Consultation requires the target provider's API key in ~/.omega/secrets.json. If the key is missing, the tool is unavailable (no error, just not shown in the tool list).

Tips

Warm the router at session start. Calling omega_warm_router loads ONNX prototypes into memory, reducing first-route latency from ~50ms to <2ms.
Classification is free. omega_classify_intent runs entirely locally via ONNX --- no API calls, no cost, sub-2ms latency. Use it liberally.
Priority modes are session-wide. omega_set_priority_mode affects all subsequent routing in the session. Override per-prompt with the priority parameter on omega_route_prompt.
Context affinity reduces churn. The router prefers to stay on the current model. It will only switch when a different model is significantly better for the intent.
Estimated tokens matter. If you know a prompt involves a large context, pass estimated_tokens to trigger the large-context override. Without it, the router cannot know the full context size.

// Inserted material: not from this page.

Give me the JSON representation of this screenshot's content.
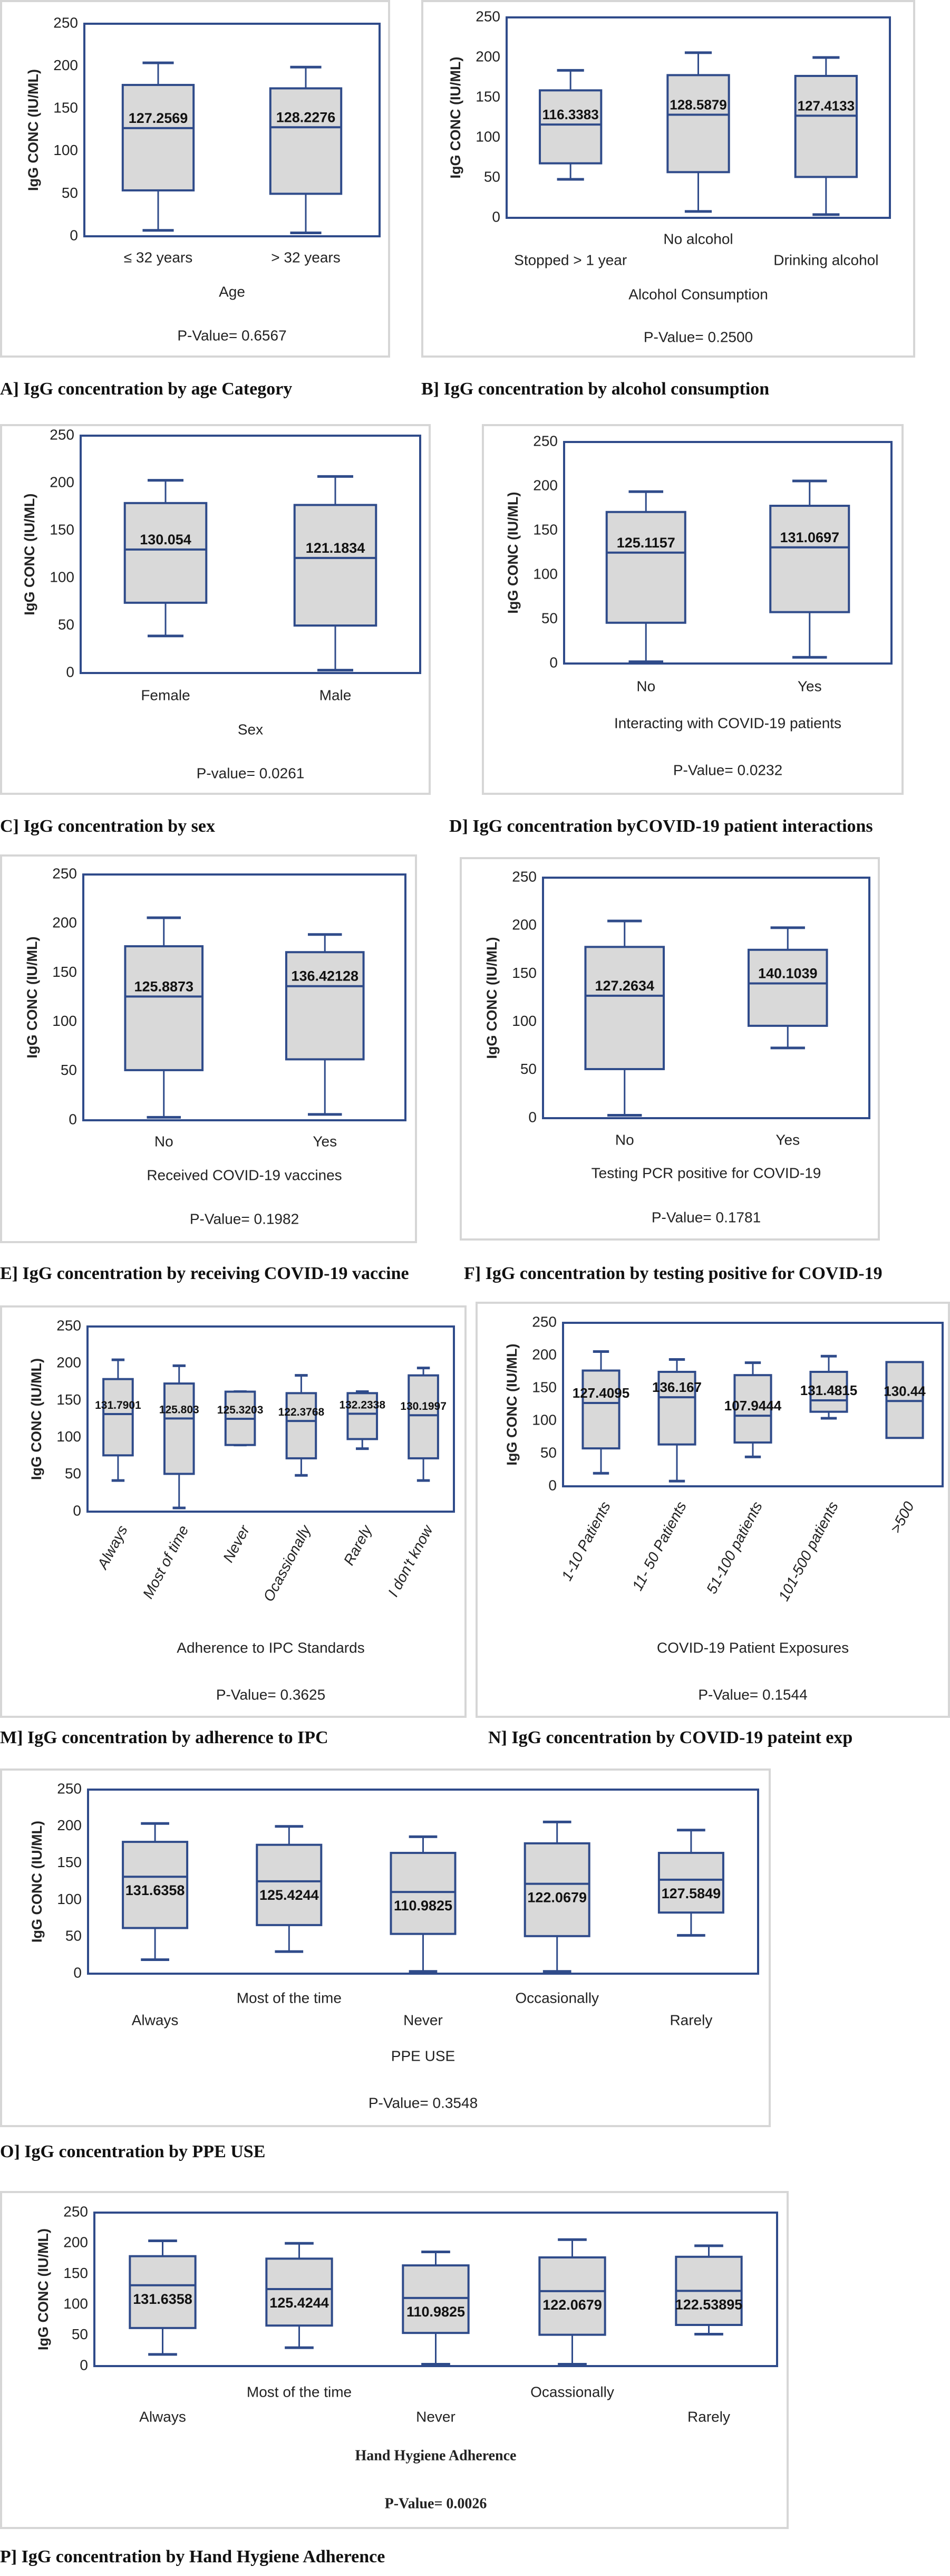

Secrets file permissions. ~/.omega/secrets.json should be chmod 600. The CLI omega setup sets this automatically.
Not all providers are required. The router works with whatever providers have valid keys. Missing providers are simply skipped during routing.
Force an intent. If you disagree with the classifier, use force_intent on omega_route_prompt to override classification.